Executive dysfunction lies at the root

The problem is a fundamental dysfunction in the operation of the executive branch, rooted in administrative practices inherited from the Yugoslav self-management system. Over-prescriptive regulation, absent goal-setting, and fragmented competences make managerial accountability logically impossible.

The path forward requires institutional reform

Progress requires fundamentally changing how authority is assigned, how judgment is permitted, and how accountability operates within the executive.

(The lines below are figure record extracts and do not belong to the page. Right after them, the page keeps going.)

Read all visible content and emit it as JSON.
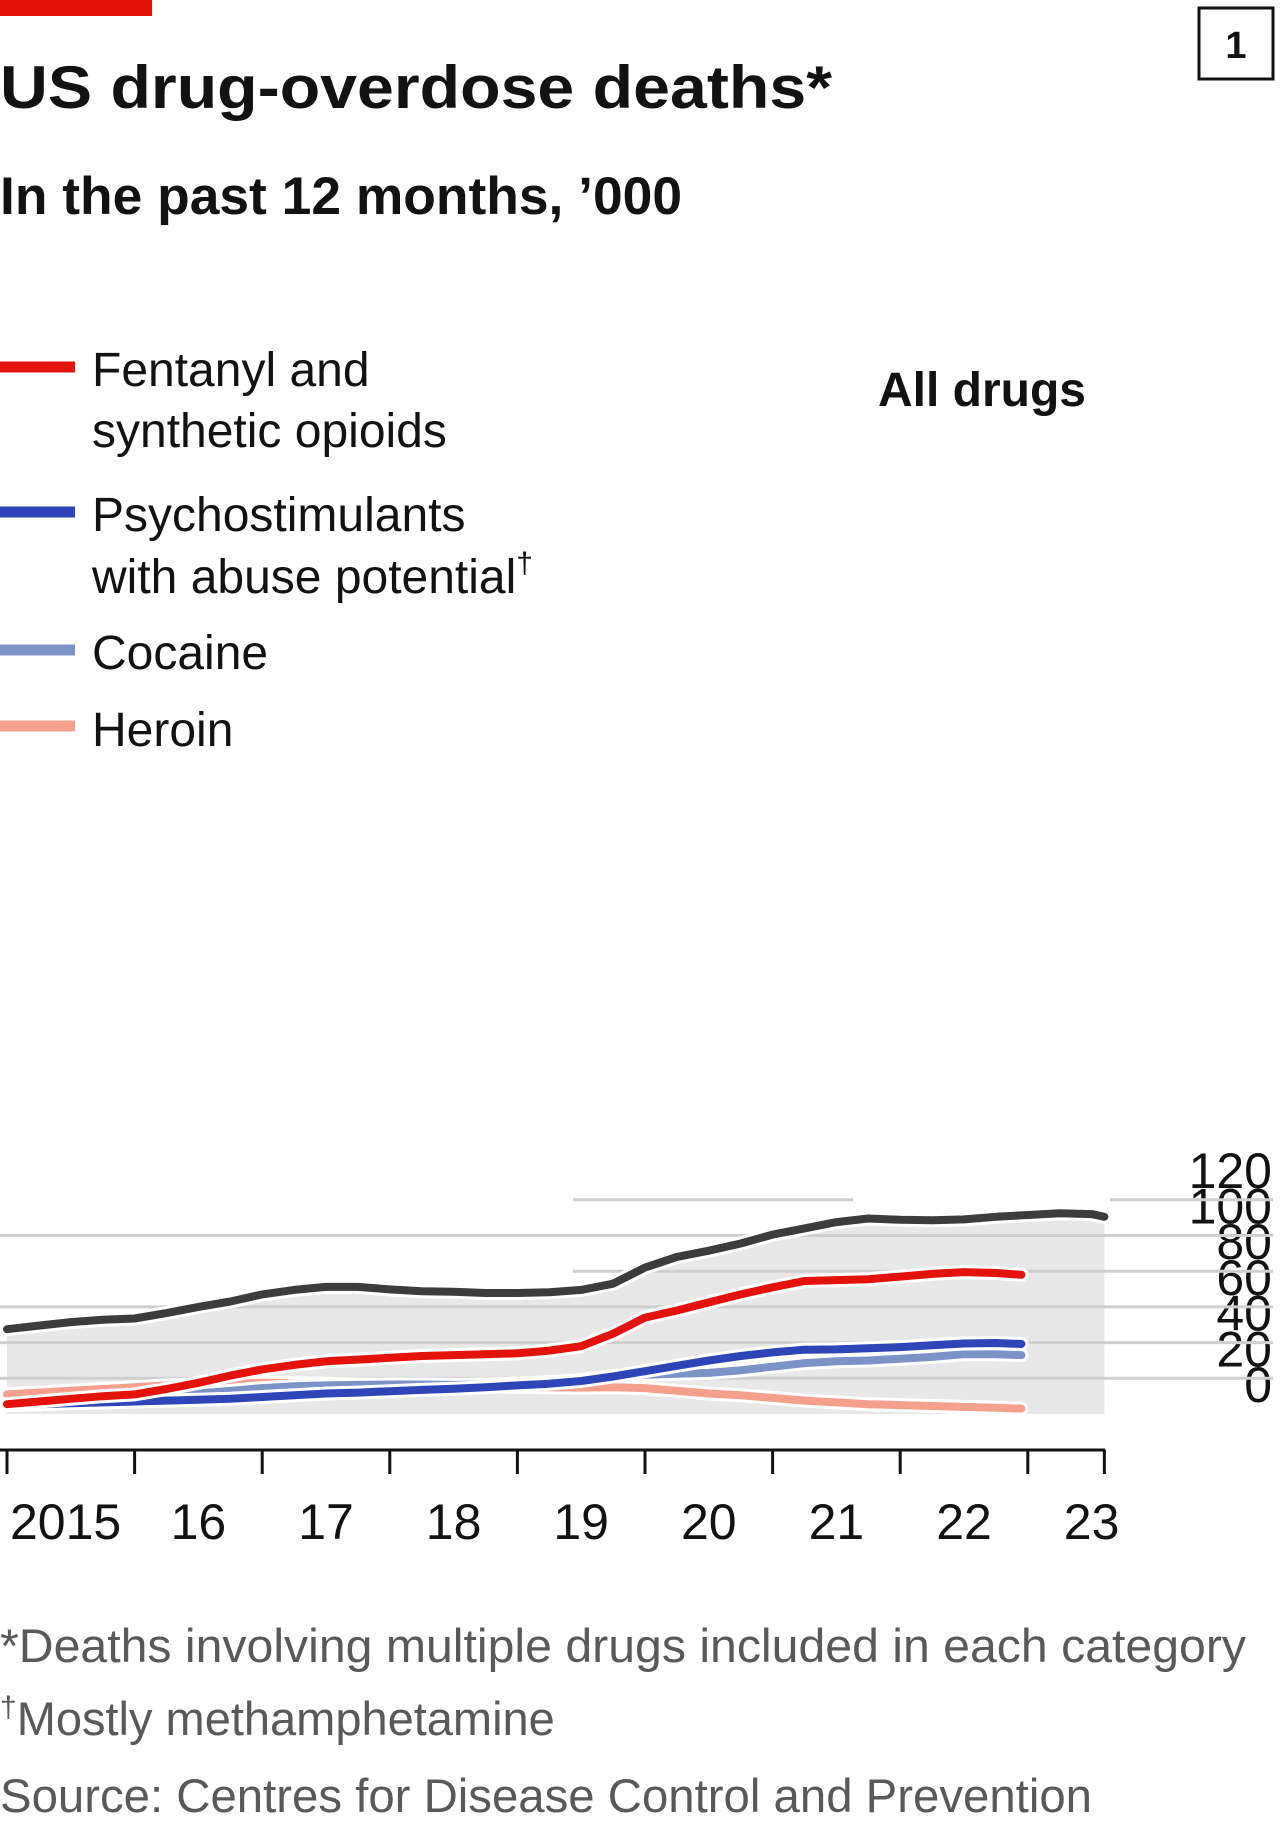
{
  "badge": "1",
  "title": "US drug-overdose deaths*",
  "subtitle": "In the past 12 months, ’000",
  "chart_data": {
    "type": "line",
    "ylim": [
      0,
      120
    ],
    "yticks": [
      0,
      20,
      40,
      60,
      80,
      100,
      120
    ],
    "xticks": [
      {
        "x": 2015,
        "label": "2015"
      },
      {
        "x": 2016,
        "label": "16"
      },
      {
        "x": 2017,
        "label": "17"
      },
      {
        "x": 2018,
        "label": "18"
      },
      {
        "x": 2019,
        "label": "19"
      },
      {
        "x": 2020,
        "label": "20"
      },
      {
        "x": 2021,
        "label": "21"
      },
      {
        "x": 2022,
        "label": "22"
      },
      {
        "x": 2023,
        "label": "23"
      }
    ],
    "grid": true,
    "legend_position": "top-left",
    "series": [
      {
        "key": "all",
        "label": "All drugs",
        "color": "#3c3c3c",
        "points": [
          [
            2015.0,
            47.5
          ],
          [
            2015.25,
            49.5
          ],
          [
            2015.5,
            51.5
          ],
          [
            2015.75,
            52.8
          ],
          [
            2016.0,
            53.5
          ],
          [
            2016.25,
            56.5
          ],
          [
            2016.5,
            60
          ],
          [
            2016.75,
            63
          ],
          [
            2017.0,
            67
          ],
          [
            2017.25,
            69.5
          ],
          [
            2017.5,
            71.2
          ],
          [
            2017.75,
            71.2
          ],
          [
            2018.0,
            69.8
          ],
          [
            2018.25,
            68.8
          ],
          [
            2018.5,
            68.5
          ],
          [
            2018.75,
            67.8
          ],
          [
            2019.0,
            67.8
          ],
          [
            2019.25,
            68.2
          ],
          [
            2019.5,
            69.5
          ],
          [
            2019.75,
            73
          ],
          [
            2020.0,
            82
          ],
          [
            2020.25,
            88
          ],
          [
            2020.5,
            91.5
          ],
          [
            2020.75,
            95.5
          ],
          [
            2021.0,
            100.5
          ],
          [
            2021.25,
            104
          ],
          [
            2021.5,
            107.5
          ],
          [
            2021.75,
            109.5
          ],
          [
            2022.0,
            108.8
          ],
          [
            2022.25,
            108.5
          ],
          [
            2022.5,
            109
          ],
          [
            2022.75,
            110.5
          ],
          [
            2023.0,
            111.5
          ],
          [
            2023.25,
            112.5
          ],
          [
            2023.5,
            112
          ],
          [
            2023.6,
            110.5
          ]
        ]
      },
      {
        "key": "fentanyl",
        "label": "Fentanyl and synthetic opioids",
        "color": "#e3120b",
        "points": [
          [
            2015.0,
            5.5
          ],
          [
            2015.25,
            7
          ],
          [
            2015.5,
            8.5
          ],
          [
            2015.75,
            10
          ],
          [
            2016.0,
            11
          ],
          [
            2016.25,
            14
          ],
          [
            2016.5,
            17.5
          ],
          [
            2016.75,
            21.5
          ],
          [
            2017.0,
            25
          ],
          [
            2017.25,
            27.5
          ],
          [
            2017.5,
            29.5
          ],
          [
            2017.75,
            30.5
          ],
          [
            2018.0,
            31.5
          ],
          [
            2018.25,
            32.5
          ],
          [
            2018.5,
            33
          ],
          [
            2018.75,
            33.5
          ],
          [
            2019.0,
            34
          ],
          [
            2019.25,
            35.5
          ],
          [
            2019.5,
            38
          ],
          [
            2019.75,
            45
          ],
          [
            2020.0,
            54
          ],
          [
            2020.25,
            58
          ],
          [
            2020.5,
            62.5
          ],
          [
            2020.75,
            67
          ],
          [
            2021.0,
            71
          ],
          [
            2021.25,
            74.5
          ],
          [
            2021.5,
            75
          ],
          [
            2021.75,
            75.5
          ],
          [
            2022.0,
            77
          ],
          [
            2022.25,
            78.5
          ],
          [
            2022.5,
            79.5
          ],
          [
            2022.75,
            79
          ],
          [
            2022.95,
            78
          ]
        ]
      },
      {
        "key": "psychostimulants",
        "label": "Psychostimulants with abuse potential†",
        "color": "#2e45b8",
        "points": [
          [
            2015.0,
            5
          ],
          [
            2015.25,
            5.5
          ],
          [
            2015.5,
            6
          ],
          [
            2015.75,
            6.5
          ],
          [
            2016.0,
            7
          ],
          [
            2016.25,
            7.5
          ],
          [
            2016.5,
            8
          ],
          [
            2016.75,
            8.5
          ],
          [
            2017.0,
            9.5
          ],
          [
            2017.25,
            10.5
          ],
          [
            2017.5,
            11.5
          ],
          [
            2017.75,
            12
          ],
          [
            2018.0,
            12.8
          ],
          [
            2018.25,
            13.5
          ],
          [
            2018.5,
            14.2
          ],
          [
            2018.75,
            15
          ],
          [
            2019.0,
            16
          ],
          [
            2019.25,
            17
          ],
          [
            2019.5,
            18.5
          ],
          [
            2019.75,
            21
          ],
          [
            2020.0,
            24
          ],
          [
            2020.25,
            27
          ],
          [
            2020.5,
            30
          ],
          [
            2020.75,
            32.5
          ],
          [
            2021.0,
            34.5
          ],
          [
            2021.25,
            36
          ],
          [
            2021.5,
            36.2
          ],
          [
            2021.75,
            36.8
          ],
          [
            2022.0,
            37.5
          ],
          [
            2022.25,
            38.5
          ],
          [
            2022.5,
            39.5
          ],
          [
            2022.75,
            39.8
          ],
          [
            2022.95,
            39.2
          ]
        ]
      },
      {
        "key": "cocaine",
        "label": "Cocaine",
        "color": "#7c93c8",
        "points": [
          [
            2015.0,
            5.5
          ],
          [
            2015.25,
            6.3
          ],
          [
            2015.5,
            7
          ],
          [
            2015.75,
            7.7
          ],
          [
            2016.0,
            8.5
          ],
          [
            2016.25,
            10
          ],
          [
            2016.5,
            11.5
          ],
          [
            2016.75,
            13
          ],
          [
            2017.0,
            14.5
          ],
          [
            2017.25,
            15.5
          ],
          [
            2017.5,
            16
          ],
          [
            2017.75,
            16.3
          ],
          [
            2018.0,
            16.5
          ],
          [
            2018.25,
            16.5
          ],
          [
            2018.5,
            16.3
          ],
          [
            2018.75,
            16.5
          ],
          [
            2019.0,
            17
          ],
          [
            2019.25,
            17.8
          ],
          [
            2019.5,
            19
          ],
          [
            2019.75,
            21.3
          ],
          [
            2020.0,
            22
          ],
          [
            2020.25,
            22.5
          ],
          [
            2020.5,
            23
          ],
          [
            2020.75,
            24.5
          ],
          [
            2021.0,
            26.5
          ],
          [
            2021.25,
            28.5
          ],
          [
            2021.5,
            29.5
          ],
          [
            2021.75,
            30
          ],
          [
            2022.0,
            31
          ],
          [
            2022.25,
            32
          ],
          [
            2022.5,
            33.5
          ],
          [
            2022.75,
            33.5
          ],
          [
            2022.95,
            33
          ]
        ]
      },
      {
        "key": "heroin",
        "label": "Heroin",
        "color": "#f5a08c",
        "points": [
          [
            2015.0,
            11
          ],
          [
            2015.25,
            12
          ],
          [
            2015.5,
            13
          ],
          [
            2015.75,
            14
          ],
          [
            2016.0,
            15
          ],
          [
            2016.25,
            16
          ],
          [
            2016.5,
            16.5
          ],
          [
            2016.75,
            17
          ],
          [
            2017.0,
            17.5
          ],
          [
            2017.25,
            17.3
          ],
          [
            2017.5,
            17
          ],
          [
            2017.75,
            16.5
          ],
          [
            2018.0,
            16.3
          ],
          [
            2018.25,
            16.2
          ],
          [
            2018.5,
            16
          ],
          [
            2018.75,
            15.5
          ],
          [
            2019.0,
            15.2
          ],
          [
            2019.25,
            15
          ],
          [
            2019.5,
            14.8
          ],
          [
            2019.75,
            15
          ],
          [
            2020.0,
            14.5
          ],
          [
            2020.25,
            13
          ],
          [
            2020.5,
            11.5
          ],
          [
            2020.75,
            10.5
          ],
          [
            2021.0,
            9
          ],
          [
            2021.25,
            7.5
          ],
          [
            2021.5,
            6.5
          ],
          [
            2021.75,
            5.5
          ],
          [
            2022.0,
            5
          ],
          [
            2022.25,
            4.5
          ],
          [
            2022.5,
            4
          ],
          [
            2022.75,
            3.5
          ],
          [
            2022.95,
            3
          ]
        ]
      }
    ]
  },
  "annotation": "All drugs",
  "legend": [
    {
      "lines": [
        "Fentanyl and",
        "synthetic opioids"
      ],
      "dagger": "",
      "color": "#e3120b"
    },
    {
      "lines": [
        "Psychostimulants",
        "with abuse potential"
      ],
      "dagger": "†",
      "color": "#2e45b8"
    },
    {
      "lines": [
        "Cocaine"
      ],
      "dagger": "",
      "color": "#7c93c8"
    },
    {
      "lines": [
        "Heroin"
      ],
      "dagger": "",
      "color": "#f5a08c"
    }
  ],
  "footnotes": {
    "note1": "*Deaths involving multiple drugs included in each category",
    "note2_mark": "†",
    "note2": "Mostly methamphetamine",
    "source": "Source: Centres for Disease Control and Prevention"
  },
  "colors": {
    "brand_red": "#e3120b",
    "area_fill": "#e9e8e8",
    "gridline": "#cfcfcf",
    "text": "#121212",
    "footnote": "#595959"
  }
}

Serbia's convergence prospects depend on building institutional capacity for broad-based, rules-based governance.

Key Findings

25
years

Estimated time until productivity convergence with EU at current rates

9:1
ratio

State aid for large FDIs (€434M) vs SMEs (€48M) — structural disadvantage for domestic firms

20%+
appreciation

Real effective exchange rate appreciation since 2016, eroding export competitiveness

7.3%
of GDP

Record public investment in 2024, yet largest projects bypass standard appraisal procedures

About This Report

This is a baseline report that assesses Serbia's economic governance through the lens of competitiveness, understood as the capacity of the domestic economy to generate broad-based and inclusive productivity growth under competitive pressure. CEVES aims to update this assessment on an annual basis.

The analysis brings two perspectives: first, it goes beyond macroeconomic stability to focus on the drivers of growth and their structural footprint. Second, it examines how deep, legacy flaws in Serbia's administrative system undermine the capacity of the executive branch and the effectiveness of governance overall.